X-ray crystallography has been the most important experimental method to obtain the structural information of biomolecules. However, there are some limitations on it. For example, using X-ray crystallography, it is difficult to capture the conformational dynamics of bio-macromolecules in solution, which is closely related with their functions. In addition, this technique requires molecules to be crystallized. So it is difficult to apply to insoluble molecules or intrinsically disordered proteins. Limitations of crystallography are being complemented by alternative methods in both experimental and computational methods. In this presentation, I will show two kind of computational studies to capture biological molecular structures and dynamics.
First topic is "Thermodynamic properties of water molecules around DNA". DNA strands can adopt many structures in addition to Watson-Crick duplex, which depend on the solvent conditions. To understand how cosolute molecules such as ethylene glycol affect the thermal stability of DNA structures, we investigated the thermodynamic properties of water molecules around the different DNA structures using grid inhomogeneous solvation theory (GIST). I will discuss free energy of water molecules dependence on DNA structures in the presence of cosolutes.

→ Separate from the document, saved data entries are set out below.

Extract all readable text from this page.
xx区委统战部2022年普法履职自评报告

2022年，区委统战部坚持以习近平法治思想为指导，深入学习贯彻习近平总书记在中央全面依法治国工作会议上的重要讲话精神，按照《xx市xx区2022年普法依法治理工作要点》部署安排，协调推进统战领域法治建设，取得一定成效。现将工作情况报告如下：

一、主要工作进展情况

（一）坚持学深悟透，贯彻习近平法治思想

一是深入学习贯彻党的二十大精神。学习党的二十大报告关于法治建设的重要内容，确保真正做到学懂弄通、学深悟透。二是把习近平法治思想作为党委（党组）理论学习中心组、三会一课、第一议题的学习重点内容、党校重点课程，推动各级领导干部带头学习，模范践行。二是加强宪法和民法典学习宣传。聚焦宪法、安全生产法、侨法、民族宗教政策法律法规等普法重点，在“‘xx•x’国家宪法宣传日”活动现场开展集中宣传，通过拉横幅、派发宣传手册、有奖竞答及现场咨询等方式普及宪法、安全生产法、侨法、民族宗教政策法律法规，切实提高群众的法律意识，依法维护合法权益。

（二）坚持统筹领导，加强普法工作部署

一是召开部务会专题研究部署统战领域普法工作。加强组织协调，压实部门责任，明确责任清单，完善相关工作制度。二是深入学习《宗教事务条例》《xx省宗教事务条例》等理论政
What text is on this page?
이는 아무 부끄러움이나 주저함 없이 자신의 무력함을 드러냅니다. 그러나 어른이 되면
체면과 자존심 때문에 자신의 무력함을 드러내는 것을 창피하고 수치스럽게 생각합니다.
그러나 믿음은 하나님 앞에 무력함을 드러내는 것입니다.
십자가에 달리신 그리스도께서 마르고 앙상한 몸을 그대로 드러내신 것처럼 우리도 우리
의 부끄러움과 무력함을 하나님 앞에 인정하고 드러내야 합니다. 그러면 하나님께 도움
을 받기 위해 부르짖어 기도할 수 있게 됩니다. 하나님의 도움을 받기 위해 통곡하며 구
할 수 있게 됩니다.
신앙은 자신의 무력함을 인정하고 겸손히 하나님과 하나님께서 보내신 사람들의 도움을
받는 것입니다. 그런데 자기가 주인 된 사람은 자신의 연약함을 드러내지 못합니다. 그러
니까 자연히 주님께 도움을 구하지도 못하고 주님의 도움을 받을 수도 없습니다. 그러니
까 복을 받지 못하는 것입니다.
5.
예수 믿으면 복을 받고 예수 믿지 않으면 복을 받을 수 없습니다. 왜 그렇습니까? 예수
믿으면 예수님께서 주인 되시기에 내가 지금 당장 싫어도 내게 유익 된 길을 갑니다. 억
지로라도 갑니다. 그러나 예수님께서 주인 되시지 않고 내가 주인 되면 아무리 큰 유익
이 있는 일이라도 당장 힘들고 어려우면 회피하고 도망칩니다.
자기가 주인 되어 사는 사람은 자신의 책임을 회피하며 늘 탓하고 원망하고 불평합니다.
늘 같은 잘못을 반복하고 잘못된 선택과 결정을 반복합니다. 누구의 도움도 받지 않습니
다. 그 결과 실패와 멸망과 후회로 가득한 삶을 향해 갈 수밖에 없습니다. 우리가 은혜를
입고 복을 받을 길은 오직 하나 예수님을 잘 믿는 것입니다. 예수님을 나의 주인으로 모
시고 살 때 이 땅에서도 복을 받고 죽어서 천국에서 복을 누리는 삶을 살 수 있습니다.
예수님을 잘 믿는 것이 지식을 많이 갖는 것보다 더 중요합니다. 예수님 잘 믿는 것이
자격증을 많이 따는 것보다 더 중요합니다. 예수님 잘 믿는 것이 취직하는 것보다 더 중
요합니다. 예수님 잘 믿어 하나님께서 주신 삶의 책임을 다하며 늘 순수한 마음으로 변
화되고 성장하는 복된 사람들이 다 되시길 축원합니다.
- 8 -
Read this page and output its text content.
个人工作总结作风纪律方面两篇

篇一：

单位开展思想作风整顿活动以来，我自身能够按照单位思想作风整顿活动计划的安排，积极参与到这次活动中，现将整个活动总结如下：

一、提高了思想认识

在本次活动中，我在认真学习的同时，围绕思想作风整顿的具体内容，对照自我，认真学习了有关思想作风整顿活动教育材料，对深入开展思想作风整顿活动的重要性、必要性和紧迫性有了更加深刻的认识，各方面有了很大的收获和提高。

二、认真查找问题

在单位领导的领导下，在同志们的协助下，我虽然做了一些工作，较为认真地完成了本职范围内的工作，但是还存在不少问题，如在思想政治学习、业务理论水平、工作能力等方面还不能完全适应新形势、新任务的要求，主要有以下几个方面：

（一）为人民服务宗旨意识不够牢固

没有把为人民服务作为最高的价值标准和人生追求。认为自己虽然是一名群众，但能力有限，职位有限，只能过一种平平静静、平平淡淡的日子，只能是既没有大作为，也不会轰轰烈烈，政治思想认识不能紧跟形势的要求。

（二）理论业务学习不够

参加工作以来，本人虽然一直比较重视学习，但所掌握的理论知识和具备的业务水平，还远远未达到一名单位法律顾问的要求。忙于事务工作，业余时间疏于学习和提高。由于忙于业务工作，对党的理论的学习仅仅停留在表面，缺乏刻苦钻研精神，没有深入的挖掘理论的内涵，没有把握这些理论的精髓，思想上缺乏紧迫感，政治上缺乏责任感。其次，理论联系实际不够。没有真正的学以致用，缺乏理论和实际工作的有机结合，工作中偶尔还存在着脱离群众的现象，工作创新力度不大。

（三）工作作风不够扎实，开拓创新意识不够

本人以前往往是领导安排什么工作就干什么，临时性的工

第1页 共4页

Second topic is "Three-dimensional reconstruction from diffraction images obtained by X-ray free electron laser experiment". Single particle analysis using X-ray free electron laser (XFEL) enables us to observe hard-to-crystallize biomolecules in a state close to nature. In order to restore 3D structures of the molecule from the diffraction images obtained by XFEL experiments, estimation of laser beam incidence angles to the molecule for each image and phase retrieval are required. For this purpose, we are developing an algorithm, “slice matching”. I will show the results of simulation study of slice matching for large biomolecule, ribosome, and the trials for applying our slice matching protocol for two experimental data. Also, I will discuss the requirements for the experimental conditions to obtain the diffraction images to restore the molecular structure at certain resolution.